I didn't do anything very fancy.  Just said the person's name when he was interacting with them. When they drove up the driveway, he'd go to the window and I'd say, "Who's here?" then when the person got out of the car, I'd say, "Oh! It's XXX." "Do you want to see XXX?" It was really easy. Dogs pick up on this fast. They learn their own names fast, after all.  Again, I haven't done anything very fancy, but sometimes I'll say, "Where's XXX?" when they're at my house and the dogs want to go find them.

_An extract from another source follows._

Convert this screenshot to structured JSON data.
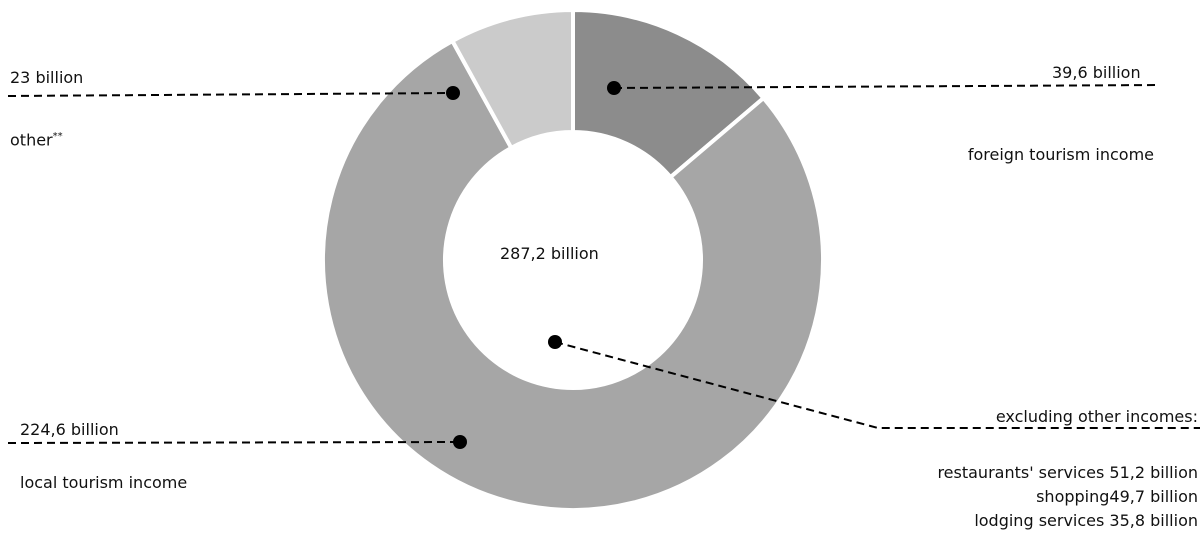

ETA -- I don't think my dogs know my actual name. All they know for me is "Mama."


----------



## doggiedad (Dec 2, 2007)

when you get your pup don't rush training. if your dog learns one command a month that's 12 commands a year. in 2 years at 1 command
a month that's 24 commands and i think that's awesome.



~Saphira~ said:


> Hopefully this June... I've been saving up.


----------



## ~Saphira~ (Apr 25, 2012)

Doggiedad- thanks! Great advice


----------